By Angela Gonzales | Phoenix Business Journal
Rod Cullum, owner of Scottsdale-based Cullum Homes, said his sales team stopped getting calls in May, and didn’t see interest pick up until September.
Much of that was because luxury buyers were taking advantage of their travel plans, he said, but rising interest rates also impacted their businesses and stock portfolios, causing them to pause on big purchases.
But a low supply of inventory in the luxury market is creating more demand, he noted.
Looking at Paradise Valley, there might be one newly constructed finished home and another three under construction, Cullum said.

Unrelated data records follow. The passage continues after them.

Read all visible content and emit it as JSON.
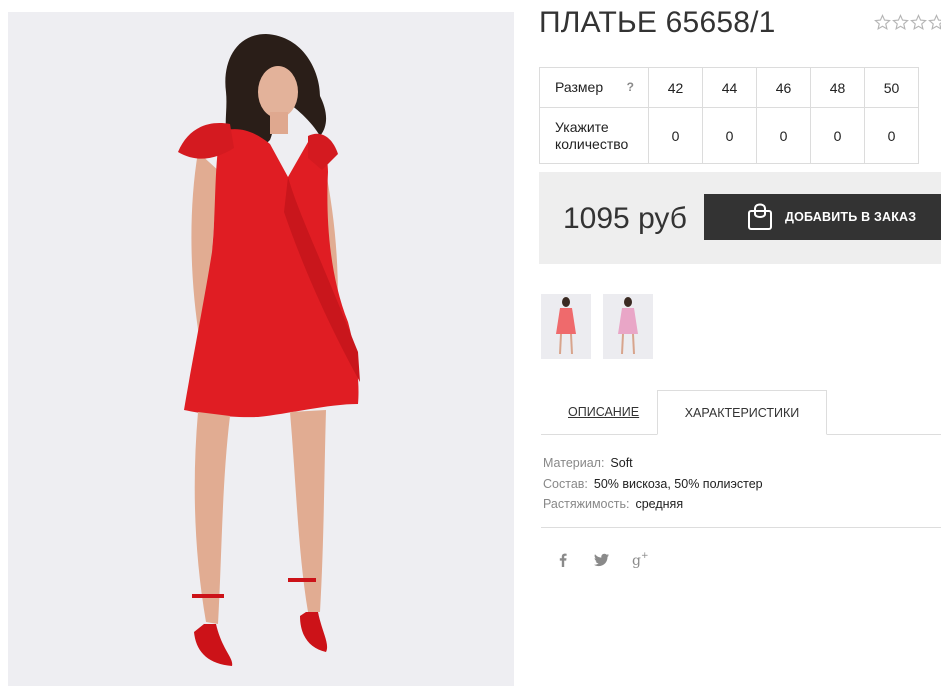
{
  "product": {
    "title": "ПЛАТЬЕ 65658/1",
    "rating": 0,
    "rating_max": 5
  },
  "size_table": {
    "size_label": "Размер",
    "help_mark": "?",
    "sizes": [
      "42",
      "44",
      "46",
      "48",
      "50"
    ],
    "qty_label_line1": "Укажите",
    "qty_label_line2": "количество",
    "quantities": [
      "0",
      "0",
      "0",
      "0",
      "0"
    ]
  },
  "purchase": {
    "price": "1095 руб",
    "add_button_label": "ДОБАВИТЬ В ЗАКАЗ",
    "button_color": "#333333"
  },
  "thumbnails": [
    {
      "variant": "red dress"
    },
    {
      "variant": "pink dress"
    }
  ],
  "tabs": {
    "description_label": "ОПИСАНИЕ",
    "characteristics_label": "ХАРАКТЕРИСТИКИ",
    "active": "characteristics"
  },
  "specs": [
    {
      "key": "Материал:",
      "value": "Soft"
    },
    {
      "key": "Состав:",
      "value": "50% вискоза, 50% полиэстер"
    },
    {
      "key": "Растяжимость:",
      "value": "средняя"
    }
  ],
  "social": [
    "facebook-icon",
    "twitter-icon",
    "google-plus-icon"
  ],
  "colors": {
    "dress_red": "#e01d23",
    "photo_bg": "#eeeef2",
    "price_band_bg": "#eeeeee"
  }
}
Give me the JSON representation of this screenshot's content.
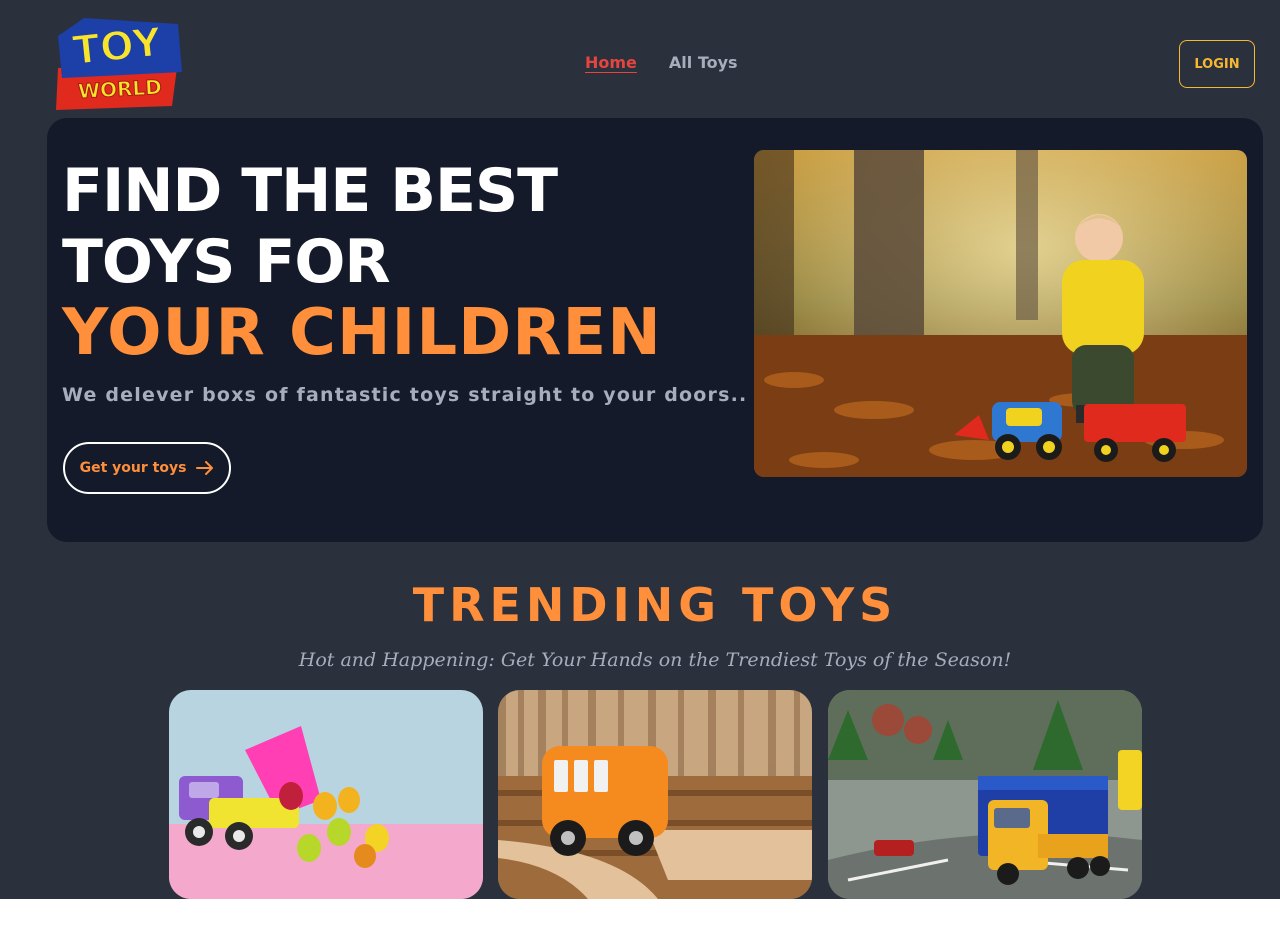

“If you’re wanting a new home in Paradise Valley, you’re going to have to wait two or three years to build it or buy what’s available,” Cullum said. “The same thing in most of the north Scottsdale luxury market.”
Cullum said he hasn’t seen any price degradation in the luxury market, but many homebuilders are lowering their prices and offering incentives for homes priced under $1 million.
The buying frenzy began to cool over the past several months as mortgage interest rates have doubled since January.
But the current mortgage interest rate hovering around 7% is nothing compared to the 17% interest rate Cullum paid for his first home in the late 1970s.
In fact, he said, the historical average of a 30-year fixed mortgage is 6%.
“Today, most institutions aren’t doing fixed rate loans right now,” he said. “They’re only doing variable adjustables.”